Where we think the metadata of the studies is stored: https://github.com/opentargets/genetics-api/blob/master/resources/v2g_display_labels.json
The query for the sQTLs seems no different than for other QTLs. We expect data should flow without any extra API changes. For an example with eQTL data see:
query VariantPageQuery {
genesForVariant(variantId: "1_154453788_C_T") {
gene {
id
symbol
}
overallScore
qtls {
sourceId
aggregatedScore
tissues {
tissue {
id
name
}
quantile
beta
pval
}
}
intervals {
sourceId
aggregatedScore
tissues {
tissue {
id
name
}
quantile
score
}
}
functionalPredictions {
sourceId
aggregatedScore
tissues {
tissue {
id
name
}
maxEffectLabel
maxEffectScore
}
}
distances {
typeId
sourceId
aggregatedScore
tissues {
tissue {
id
name
}
distance
score
quantile
}
}
}
}
The response looks like the next, in which IL6R has eQTL information. We are expecting to have the sQTL in a similar format in order to unblock the UI development
I think this info should be enough to start the process but you might need to ping @JarrodBaker and/or @carcruz to resolve specific issues.
Added new record with the metadata about the sQTLs in v2g_display_labels.json - this include text for tooltip.
Discussing with @remo87:
For a fixed Gene/ENSEMBLID, the sQTL results should be aggregated in the same row for different chr_localisation_clusters (curly bracket) -- similar to aggregating for eQTLs in row n1 below:
NB: The API returns separate queries for each Chr_cluster_gene endpoint - the aggregation happens in FE.
phenotypeId": "chr1^54605209^54607134^clu_47022^ENSG00000162390
![Screenshot 2022-07-27 at 10.09.49.png](https://images.zenhubusercontent.com/5ef1da283f096f8317c9ca44/1a7caa1f-6881-45ba-82b5-5ad8a38c561d)

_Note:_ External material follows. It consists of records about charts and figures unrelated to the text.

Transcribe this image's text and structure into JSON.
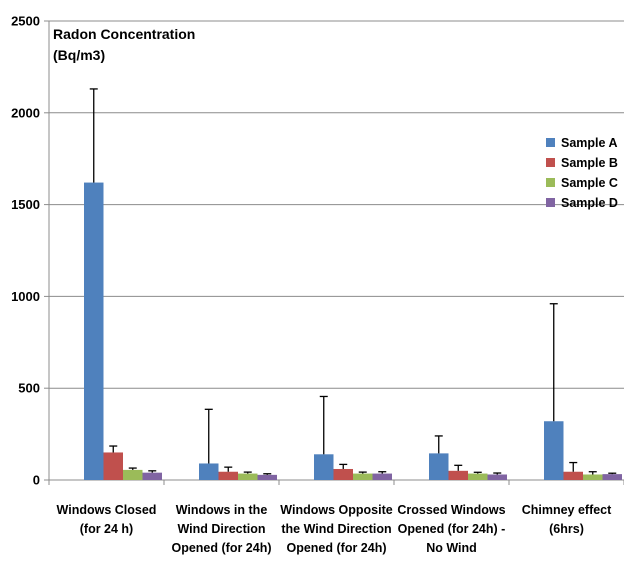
{
  "chart_data": {
    "type": "bar",
    "ylabel": [
      "Radon Concentration",
      "(Bq/m3)"
    ],
    "ylim": [
      0,
      2500
    ],
    "yticks": [
      0,
      500,
      1000,
      1500,
      2000,
      2500
    ],
    "grid": true,
    "legend_position": "right",
    "categories": [
      [
        "Windows Closed",
        "(for 24 h)"
      ],
      [
        "Windows in the",
        "Wind Direction",
        "Opened (for 24h)"
      ],
      [
        "Windows Opposite",
        "the Wind Direction",
        "Opened (for 24h)"
      ],
      [
        "Crossed Windows",
        "Opened (for 24h)  -",
        "No Wind"
      ],
      [
        "Chimney effect",
        "(6hrs)"
      ]
    ],
    "series": [
      {
        "name": "Sample A",
        "color": "#4F81BD",
        "values": [
          1620,
          90,
          140,
          145,
          320
        ],
        "errors": [
          510,
          295,
          315,
          95,
          640
        ]
      },
      {
        "name": "Sample B",
        "color": "#C0504D",
        "values": [
          150,
          45,
          60,
          50,
          45
        ],
        "errors": [
          35,
          25,
          25,
          30,
          50
        ]
      },
      {
        "name": "Sample C",
        "color": "#9BBB59",
        "values": [
          55,
          35,
          35,
          35,
          30
        ],
        "errors": [
          10,
          8,
          8,
          7,
          15
        ]
      },
      {
        "name": "Sample D",
        "color": "#8064A2",
        "values": [
          40,
          28,
          35,
          30,
          32
        ],
        "errors": [
          10,
          6,
          10,
          8,
          5
        ]
      }
    ]
  }
}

Latest update on this task: @xyg123 is currently investigating whether the prototype shown above covers all use cases for sQTLs. g. does each cluster only map to one gene in our dataset? Can one gene host multiple clusters? If so, how do we display these odd datasets?
From @xyg123: Here are the results for sQTL merging, I think merging it should be fine for now, although we should re-visit this data when we add additional sources in the future.
Showing: only best/most significant cluster within same junction.
Discussed with the team:
the API will be slightly modified so that the sQTL data can conform to the schema.
This means that the current phenotypeId
filed will be split into two columns:
phenotypeId
: ENSGID
spliceId
: chr1^54605209^54607134^clu_47022
Hovering text: log2(H4/H3):, H3:, H4:, QTLbeta:, spliceId
@buniello Just a very minor opinion as a user. What do you think if the tooltip showed the metrics in separate rows instead of having them separated by commas? Btw, for eQTL and pQTLs the metrics are just separated by a space.
@ireneisdoomed this is a good observation! - You suggest having spliceId
in a separate row right?
We have commas also for eQTLs and pQTLs i think? A hovering example from other QTLs is in one of the screenshots above.
@buniello No, I was proposing for the hovering text to be:
log2(H4/H3): {value}
H3: {value}
H4: {value}
QTL beta: {value}
spliceId: {value}
My main argument is that the splice ID is a fairly long string. However, I don't know if with a longer hover text we would frequently obstruct the visibility of other circles.
Discussed with @remo87 already:
Example below of locus page/gene prioritisation coloc table:
As a developer/owner, I should pin down the best way to integrate and display to the users the new splice QTL datasets into the Genetics Portal.
The sQTLs contribute to the new V2G pipeline.
sQTLs in the Gene Page (from Jeremy's ppt)
sQTLs in the Variant Page (from Jeremy's ppt)
[ ] Add as a column in the assigned genes summary
[ ] Add as a tab in the assigned genes
sQTLs in the Study-Locus page (from Jeremy's ppt)
Acceptance tests
How do we know the task is complete?